By 2050 we’re likely to need three times more wood than we do today, yet forests are fighting for their lives as the ground they stem from is being sought for alternative uses.
The key to keeping forests standing is to make them viable so they can compete with alternative land uses that require them cleared. Sustainable wood extraction as a forest conservation strategy has long been recognised as one way to achieve this.
That’s why today, a unique collaboration called VIA (Value and Impact Analysis) is being announced - to promote the benefits of legal, responsibly sourced, sustainable timber and clarify the role of FSC certification in the delivery of these values. The two-year VIA initiative from three founding business partners Kingfisher, IKEA and Tetra Pak, is supported by IDH, The Sustainable Trade Initiative and coordinated by the ISEAL Alliance. The collaborators will support the development of a methodology for assessing the impacts of FSC forest management certification and the piloting of this methodology in selected areas.
In the last two decades The FSC has achieved great things but getting this level of certification to scale has proved difficult. WWF, for example, estimates around two-thirds of the 400 million hectares of production forest in the tropics are operating without a sustainable management plan. So, as the upward trend for more wood continues and pressures to clear forests for alternative use increase - there’s never been a more pressing time to get sustainable forestry management to scale.

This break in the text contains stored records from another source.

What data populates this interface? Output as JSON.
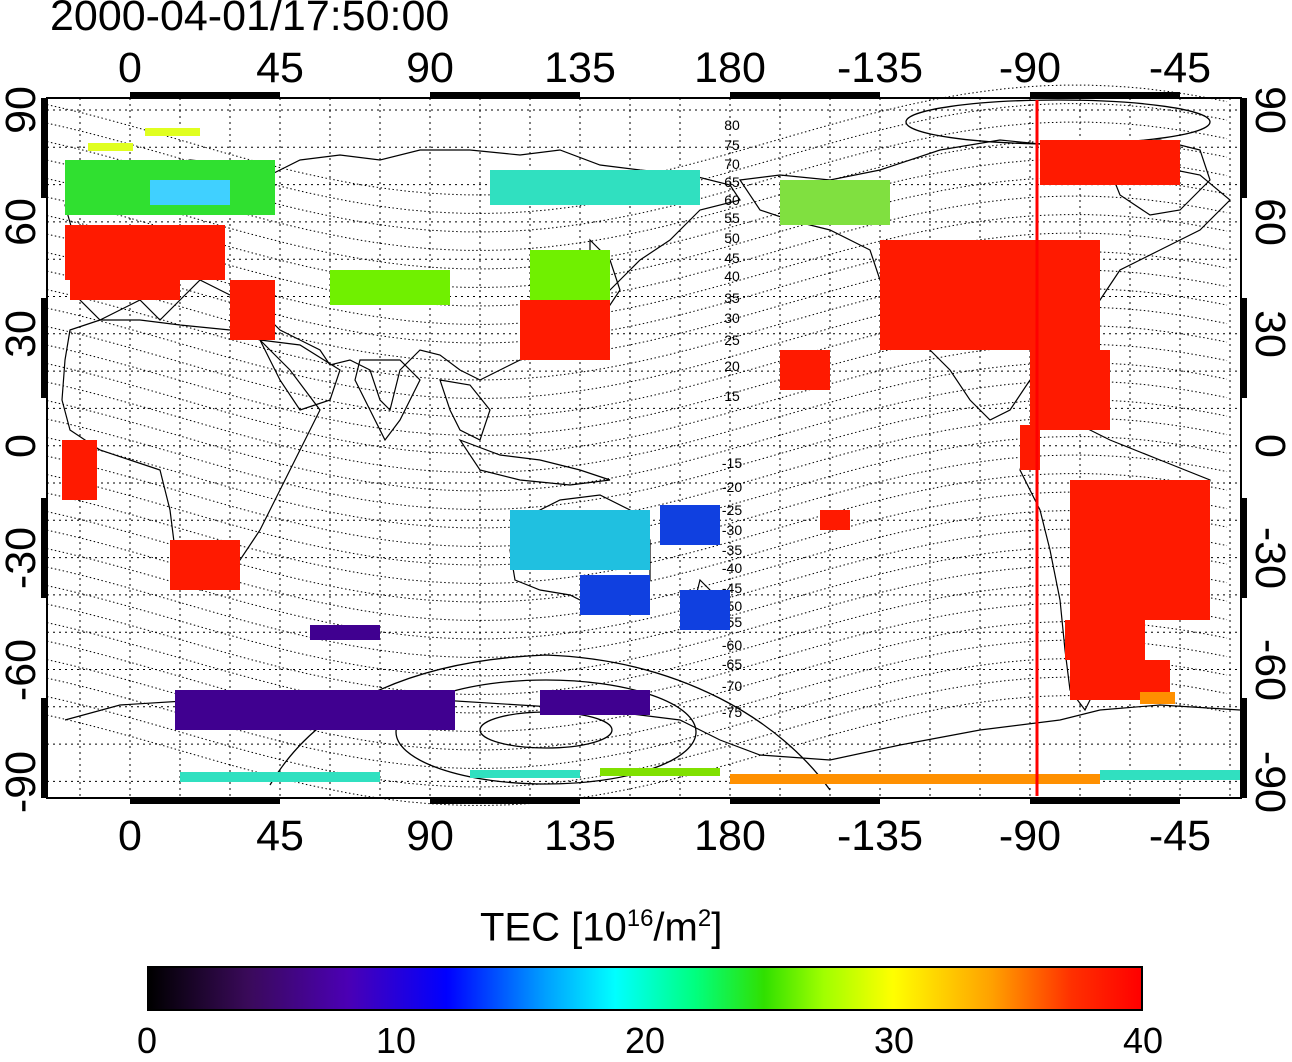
{
  "title": "2000-04-01/17:50:00",
  "map": {
    "top_lon_labels": [
      "0",
      "45",
      "90",
      "135",
      "180",
      "-135",
      "-90",
      "-45"
    ],
    "bottom_lon_labels": [
      "0",
      "45",
      "90",
      "135",
      "180",
      "-135",
      "-90",
      "-45"
    ],
    "left_lat_labels": [
      "90",
      "60",
      "30",
      "0",
      "-30",
      "-60",
      "-90"
    ],
    "right_lat_labels": [
      "90",
      "60",
      "30",
      "0",
      "-30",
      "-60",
      "-90"
    ],
    "contour_labels_north": [
      "80",
      "75",
      "70",
      "65",
      "60",
      "55",
      "50",
      "45",
      "40",
      "35",
      "30",
      "25",
      "20",
      "15"
    ],
    "contour_labels_south": [
      "-15",
      "-20",
      "-25",
      "-30",
      "-35",
      "-40",
      "-45",
      "-50",
      "-55",
      "-60",
      "-65",
      "-70",
      "-75"
    ],
    "marker_longitude": -90,
    "marker_color": "#ff0000"
  },
  "colorbar": {
    "title_prefix": "TEC  [10",
    "title_exp1": "16",
    "title_mid": "/m",
    "title_exp2": "2",
    "title_suffix": "]",
    "ticks": [
      "0",
      "10",
      "20",
      "30",
      "40"
    ],
    "min": 0,
    "max": 40
  }
}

To do it though, we need to demonstrate in which ways certification contributes to better management of the world’s forests, so that businesses and consumers understand the value and then create demand for certified timber.
This collated impact data will enable businesses to see the value they add by specifying FSC certified timber and paper through their procurement policies. The initiative is independent from the FSC but is designed to be useful to the organisation, by providing a tool that will show the contribution it makes to the social, environmental and economic values of the world’s forests. The learning from the initiative will also be shared with other sectors beyond forestry that are covered by more than 20 certification schemes who are members of ISEAL.
Richard Gillies, Group Sustainability Director for Kingfisher PLC, launching the collaboration at the FSC’s 20th anniversary General Assembly in Seville, Spain, said:
“Our forests are fighting for their lives. As a human being I care about the environmental and the social impacts that is having but as a retailer I also understand the devastating impacts of supply insecurity. The business community can help reverse the deforestation spiral by getting behind sustainable forestry management so that we can get it to scale. That’s why we’ve formed this collaboration. We believe business can be a force for good in keeping forests standing but to do that they need to understand the value of certification and sustainable forestry management. That’s why there’s a pressing need for this collaboration and the business-ready analysis we’re focused on developing.”